FALLING fuel prices failed to make a dent on inflation in September as it remained at 2.7%, against expectations of a slight fall.
Lower costs at the petrol pumps were offset by an upward contribution to the Consumer Prices Index (CPI) from air fares, including an increase for domestic flights.
The figures from the Office for National Statistics (ONS) will be disappointing for policymakers hoping to see inflation start to drop towards the Bank of England’s annual rate target of 2%.
A separate measure of inflation, the Retail Prices Index, fell from 3.3% in August to 3.2% in September.
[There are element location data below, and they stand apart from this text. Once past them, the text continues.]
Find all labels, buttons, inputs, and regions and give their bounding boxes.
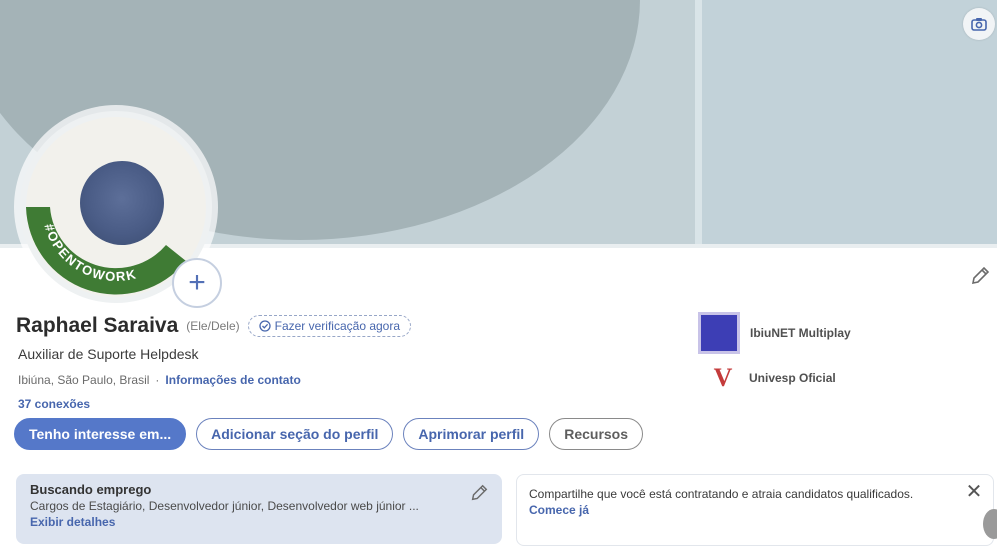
edit-cover-button[interactable] bbox=[963, 8, 995, 40]
contact-info-link[interactable]: Informações de contato bbox=[165, 373, 300, 387]
hiring-title: Compartilhe que você está contratando e … bbox=[529, 487, 914, 501]
pronouns: (Ele/Dele) bbox=[186, 319, 240, 333]
enhance-profile-button[interactable]: Aprimorar perfil bbox=[403, 418, 540, 450]
location-row: Ibiúna, São Paulo, Brasil · Informações … bbox=[18, 373, 301, 387]
verify-now-button[interactable]: Fazer verificação agora bbox=[247, 315, 412, 337]
pencil-icon bbox=[971, 266, 990, 285]
edit-open-to-work-button[interactable] bbox=[466, 480, 492, 506]
open-to-work-card: Buscando emprego Cargos de Estagiário, D… bbox=[16, 474, 502, 544]
verify-now-label: Fazer verificação agora bbox=[274, 319, 401, 333]
add-photo-button[interactable]: + bbox=[172, 258, 222, 308]
resources-button[interactable]: Recursos bbox=[549, 418, 644, 450]
name-row: Raphael Saraiva (Ele/Dele) Fazer verific… bbox=[16, 314, 412, 338]
verified-shield-icon bbox=[258, 320, 271, 332]
open-to-button[interactable]: Tenho interesse em... bbox=[14, 418, 187, 450]
company-logo bbox=[698, 312, 740, 354]
get-started-link[interactable]: Comece já bbox=[529, 503, 981, 517]
school-name: Univesp Oficial bbox=[749, 371, 836, 385]
profile-photo bbox=[80, 161, 164, 245]
org-education[interactable]: V Univesp Oficial bbox=[707, 361, 836, 395]
edit-intro-button[interactable] bbox=[966, 262, 994, 290]
headline: Auxiliar de Suporte Helpdesk bbox=[18, 346, 199, 362]
connections-link[interactable]: 37 conexões bbox=[18, 397, 90, 411]
pencil-icon bbox=[471, 484, 488, 501]
camera-icon bbox=[971, 18, 987, 31]
company-name: IbiuNET Multiplay bbox=[750, 326, 851, 340]
open-to-work-roles: Cargos de Estagiário, Desenvolvedor júni… bbox=[30, 499, 419, 513]
separator-dot: · bbox=[155, 373, 160, 387]
org-current-company[interactable]: IbiuNET Multiplay bbox=[698, 312, 851, 354]
close-icon[interactable]: ✕ bbox=[963, 481, 985, 503]
show-details-link[interactable]: Exibir detalhes bbox=[30, 515, 488, 529]
location: Ibiúna, São Paulo, Brasil bbox=[18, 373, 150, 387]
open-to-work-title: Buscando emprego bbox=[30, 482, 152, 497]
profile-name: Raphael Saraiva bbox=[16, 314, 179, 337]
profile-actions: Tenho interesse em... Adicionar seção do… bbox=[14, 418, 644, 450]
school-logo: V bbox=[707, 361, 739, 395]
hiring-card: Compartilhe que você está contratando e … bbox=[516, 474, 994, 546]
cover-right-panel bbox=[702, 0, 997, 248]
add-profile-section-button[interactable]: Adicionar seção do perfil bbox=[196, 418, 394, 450]
plus-icon: + bbox=[188, 266, 206, 299]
Petrol prices fell 0.2% over the month, or 0.5p per litre, to stand at £1.37 a litre. This compared with a 2.7% rise for the same period in 2012.
However, a usual decline in air fares at this time of the year was smaller than normal for long-haul and European flights, while domestic flight prices rose.
Elsewhere, education inflation reached an all-time high of 21.4% since records began in January 1997 as new rates for evening classes and private schools added to the ongoing impact of tuition fees.
Food inflation stood at around 4.8%, still well ahead of wage increases but little changed on last month.
Fruit and vegetable price rises nudged up, driven by plums and organic apples, as well as cauliflowers, onions and premium potato crisps.
Other foods including bread and cereals, fish, jam and chocolate had a downward effect.
A recently introduced experimental measure of inflation, CPIH, which includes housing costs, remained unchanged at 2.5%. Another experimental measure, RPIJ, fell to 2.5% from 2.6% in August.